А Белла пришла в ужас и замотала головой, поняв, что ей предлагают. Когда англичанка услышала, что ее изображения сделаны на побеленной стене камеры, ей это представилось слишком живо. Ей показалось, будто кто-то уже похоронил здесь часть ее.
- Я не хочу!
Белла расплакалась, для нее это было слишком много. Тамин смотрела на чужеземку сочувственно и слегка насмешливо.
- Как желаешь. Мы ведь оставим ее здесь? - Тамин повернулась к Синухету.
- Конечно, - сумрачно ответил он.
Египтяне уехали днем, и отсутствовали до самого вечера. Приказ фараона доставили без них: Белла испугалась, когда Реннефер позвал ее принять царского посланника, но справилась с собой.
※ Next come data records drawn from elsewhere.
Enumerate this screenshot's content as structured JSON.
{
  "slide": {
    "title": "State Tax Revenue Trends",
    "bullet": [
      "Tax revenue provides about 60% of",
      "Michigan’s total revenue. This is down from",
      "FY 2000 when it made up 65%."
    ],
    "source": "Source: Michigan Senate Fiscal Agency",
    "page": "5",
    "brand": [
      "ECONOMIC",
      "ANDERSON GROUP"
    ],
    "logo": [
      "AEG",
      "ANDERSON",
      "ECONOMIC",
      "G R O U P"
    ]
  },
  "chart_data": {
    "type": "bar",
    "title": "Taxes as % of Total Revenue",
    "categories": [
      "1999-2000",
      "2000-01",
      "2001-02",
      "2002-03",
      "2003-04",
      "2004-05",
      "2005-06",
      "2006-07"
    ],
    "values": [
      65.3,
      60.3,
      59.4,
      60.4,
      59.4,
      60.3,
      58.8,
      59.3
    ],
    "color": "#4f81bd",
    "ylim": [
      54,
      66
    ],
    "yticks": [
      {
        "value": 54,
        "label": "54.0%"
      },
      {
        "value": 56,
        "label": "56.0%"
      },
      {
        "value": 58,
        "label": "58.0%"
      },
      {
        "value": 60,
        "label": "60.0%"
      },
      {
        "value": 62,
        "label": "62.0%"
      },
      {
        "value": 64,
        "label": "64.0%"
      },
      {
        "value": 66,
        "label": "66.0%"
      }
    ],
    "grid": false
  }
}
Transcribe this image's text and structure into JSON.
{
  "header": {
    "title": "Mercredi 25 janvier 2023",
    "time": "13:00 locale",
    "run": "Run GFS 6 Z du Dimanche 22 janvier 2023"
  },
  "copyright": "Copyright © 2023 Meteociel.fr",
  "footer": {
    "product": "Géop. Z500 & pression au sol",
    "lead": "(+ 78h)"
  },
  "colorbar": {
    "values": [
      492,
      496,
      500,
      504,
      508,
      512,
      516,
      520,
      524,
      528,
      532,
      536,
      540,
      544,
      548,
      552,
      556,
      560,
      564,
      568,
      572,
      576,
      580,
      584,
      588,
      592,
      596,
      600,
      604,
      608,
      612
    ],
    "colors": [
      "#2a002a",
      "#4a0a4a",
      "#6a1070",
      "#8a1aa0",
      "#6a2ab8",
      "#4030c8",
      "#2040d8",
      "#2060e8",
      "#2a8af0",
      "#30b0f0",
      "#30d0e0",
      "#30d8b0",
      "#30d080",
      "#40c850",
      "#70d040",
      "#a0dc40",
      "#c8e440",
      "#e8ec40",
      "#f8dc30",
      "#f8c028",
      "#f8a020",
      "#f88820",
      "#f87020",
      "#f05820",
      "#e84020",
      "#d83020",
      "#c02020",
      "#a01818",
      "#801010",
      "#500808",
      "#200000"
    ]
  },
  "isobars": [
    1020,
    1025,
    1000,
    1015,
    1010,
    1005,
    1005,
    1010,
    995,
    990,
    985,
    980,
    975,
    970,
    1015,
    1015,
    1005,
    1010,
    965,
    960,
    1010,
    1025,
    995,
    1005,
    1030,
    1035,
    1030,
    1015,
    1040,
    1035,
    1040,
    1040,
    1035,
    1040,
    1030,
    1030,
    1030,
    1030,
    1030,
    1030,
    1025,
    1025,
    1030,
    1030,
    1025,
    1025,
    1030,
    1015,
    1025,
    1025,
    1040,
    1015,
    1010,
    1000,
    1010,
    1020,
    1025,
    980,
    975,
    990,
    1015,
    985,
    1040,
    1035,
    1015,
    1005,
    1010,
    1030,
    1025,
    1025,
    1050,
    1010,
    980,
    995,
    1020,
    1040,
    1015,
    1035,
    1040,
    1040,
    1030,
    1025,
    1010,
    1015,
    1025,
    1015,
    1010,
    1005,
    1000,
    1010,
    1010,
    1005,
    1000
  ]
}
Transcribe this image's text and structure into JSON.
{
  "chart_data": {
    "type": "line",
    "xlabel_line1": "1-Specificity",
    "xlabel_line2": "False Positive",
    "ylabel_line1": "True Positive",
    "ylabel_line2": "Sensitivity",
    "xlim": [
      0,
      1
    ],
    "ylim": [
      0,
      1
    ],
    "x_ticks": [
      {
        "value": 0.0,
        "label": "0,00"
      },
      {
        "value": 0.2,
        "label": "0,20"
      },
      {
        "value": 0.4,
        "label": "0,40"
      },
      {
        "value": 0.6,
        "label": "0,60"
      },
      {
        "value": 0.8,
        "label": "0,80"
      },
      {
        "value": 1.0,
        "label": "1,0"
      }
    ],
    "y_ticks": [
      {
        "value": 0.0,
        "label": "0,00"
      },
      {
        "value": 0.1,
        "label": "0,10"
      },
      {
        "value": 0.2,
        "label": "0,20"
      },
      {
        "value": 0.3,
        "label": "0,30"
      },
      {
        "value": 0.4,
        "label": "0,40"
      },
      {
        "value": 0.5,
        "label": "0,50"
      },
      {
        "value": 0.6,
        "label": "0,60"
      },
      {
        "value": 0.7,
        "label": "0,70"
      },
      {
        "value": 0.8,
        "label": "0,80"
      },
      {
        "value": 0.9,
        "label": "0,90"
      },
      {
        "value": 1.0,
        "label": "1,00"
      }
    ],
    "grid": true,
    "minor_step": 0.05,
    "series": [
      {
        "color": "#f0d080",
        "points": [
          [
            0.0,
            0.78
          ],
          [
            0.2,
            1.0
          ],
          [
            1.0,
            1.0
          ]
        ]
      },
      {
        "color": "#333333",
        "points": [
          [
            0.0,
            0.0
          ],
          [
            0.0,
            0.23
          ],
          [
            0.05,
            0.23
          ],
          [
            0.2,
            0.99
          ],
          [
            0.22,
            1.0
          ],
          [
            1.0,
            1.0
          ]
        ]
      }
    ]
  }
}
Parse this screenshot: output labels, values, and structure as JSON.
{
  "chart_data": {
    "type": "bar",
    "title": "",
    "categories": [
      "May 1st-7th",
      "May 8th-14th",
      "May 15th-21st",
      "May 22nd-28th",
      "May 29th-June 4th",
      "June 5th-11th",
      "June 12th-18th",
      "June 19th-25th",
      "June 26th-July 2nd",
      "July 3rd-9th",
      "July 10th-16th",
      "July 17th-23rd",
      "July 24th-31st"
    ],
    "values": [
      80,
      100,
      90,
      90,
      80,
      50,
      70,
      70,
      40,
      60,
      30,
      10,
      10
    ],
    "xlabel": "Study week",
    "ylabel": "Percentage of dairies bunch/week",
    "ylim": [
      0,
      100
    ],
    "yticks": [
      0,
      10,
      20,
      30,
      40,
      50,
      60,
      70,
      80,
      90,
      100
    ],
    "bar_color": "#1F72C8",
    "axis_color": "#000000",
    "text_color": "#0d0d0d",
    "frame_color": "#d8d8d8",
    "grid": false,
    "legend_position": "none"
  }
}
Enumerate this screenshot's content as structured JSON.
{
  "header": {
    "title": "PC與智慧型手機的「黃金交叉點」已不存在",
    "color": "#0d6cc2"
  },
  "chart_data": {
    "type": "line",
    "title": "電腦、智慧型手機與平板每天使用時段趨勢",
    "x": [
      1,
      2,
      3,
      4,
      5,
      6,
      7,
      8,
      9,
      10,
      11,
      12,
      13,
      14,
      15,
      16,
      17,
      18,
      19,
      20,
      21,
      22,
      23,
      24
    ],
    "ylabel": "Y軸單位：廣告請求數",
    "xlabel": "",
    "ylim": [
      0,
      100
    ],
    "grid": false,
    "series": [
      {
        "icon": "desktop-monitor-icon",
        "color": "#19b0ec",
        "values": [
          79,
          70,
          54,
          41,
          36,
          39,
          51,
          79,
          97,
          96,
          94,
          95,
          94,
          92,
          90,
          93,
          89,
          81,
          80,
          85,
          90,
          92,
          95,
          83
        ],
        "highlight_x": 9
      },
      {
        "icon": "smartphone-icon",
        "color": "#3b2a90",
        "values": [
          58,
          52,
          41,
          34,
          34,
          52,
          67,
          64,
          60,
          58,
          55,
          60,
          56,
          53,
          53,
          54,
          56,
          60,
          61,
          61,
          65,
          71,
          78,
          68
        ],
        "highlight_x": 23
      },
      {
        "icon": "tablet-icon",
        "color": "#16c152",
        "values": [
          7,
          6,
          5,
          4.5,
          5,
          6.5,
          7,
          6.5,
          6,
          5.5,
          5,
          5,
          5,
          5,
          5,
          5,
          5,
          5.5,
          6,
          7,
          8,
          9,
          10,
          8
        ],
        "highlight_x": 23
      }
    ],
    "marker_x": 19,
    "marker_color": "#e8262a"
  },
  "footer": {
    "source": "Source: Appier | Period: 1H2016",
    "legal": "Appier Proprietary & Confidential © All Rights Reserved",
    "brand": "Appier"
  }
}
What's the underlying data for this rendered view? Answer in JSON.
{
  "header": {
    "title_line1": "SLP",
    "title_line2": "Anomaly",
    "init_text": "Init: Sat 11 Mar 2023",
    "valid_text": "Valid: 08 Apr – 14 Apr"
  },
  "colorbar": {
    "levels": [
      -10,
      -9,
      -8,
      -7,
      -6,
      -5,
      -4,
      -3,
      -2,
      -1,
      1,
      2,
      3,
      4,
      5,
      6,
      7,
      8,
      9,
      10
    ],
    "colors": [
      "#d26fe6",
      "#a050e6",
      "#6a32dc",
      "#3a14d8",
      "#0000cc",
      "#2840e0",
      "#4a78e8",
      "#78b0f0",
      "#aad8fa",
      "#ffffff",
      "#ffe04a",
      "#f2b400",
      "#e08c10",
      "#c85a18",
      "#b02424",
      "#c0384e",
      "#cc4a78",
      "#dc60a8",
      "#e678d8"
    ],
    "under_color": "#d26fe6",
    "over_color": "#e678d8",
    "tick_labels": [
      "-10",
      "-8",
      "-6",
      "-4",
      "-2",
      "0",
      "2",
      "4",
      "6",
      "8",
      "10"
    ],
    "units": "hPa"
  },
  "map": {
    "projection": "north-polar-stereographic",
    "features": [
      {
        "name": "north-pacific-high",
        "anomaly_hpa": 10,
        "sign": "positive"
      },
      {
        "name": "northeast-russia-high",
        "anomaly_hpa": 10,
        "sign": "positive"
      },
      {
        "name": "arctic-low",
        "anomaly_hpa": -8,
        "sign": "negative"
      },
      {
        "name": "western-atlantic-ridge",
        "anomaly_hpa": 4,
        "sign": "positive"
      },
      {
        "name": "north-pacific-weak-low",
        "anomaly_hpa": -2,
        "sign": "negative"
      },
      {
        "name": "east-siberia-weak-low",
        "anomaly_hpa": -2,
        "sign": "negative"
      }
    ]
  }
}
Царский вестник оказался высокомерен, но немногословен, и ушел сразу же, как вручил папирус.
Белла долго с недоверием рассматривала документ, который закабалил ее сына. Прочитала, сколько хватило понятия, - она разобрала большую часть.
Теперь от этого не отделаешься. Тяжело вздохнув, англичанка примирилась с неизбежным.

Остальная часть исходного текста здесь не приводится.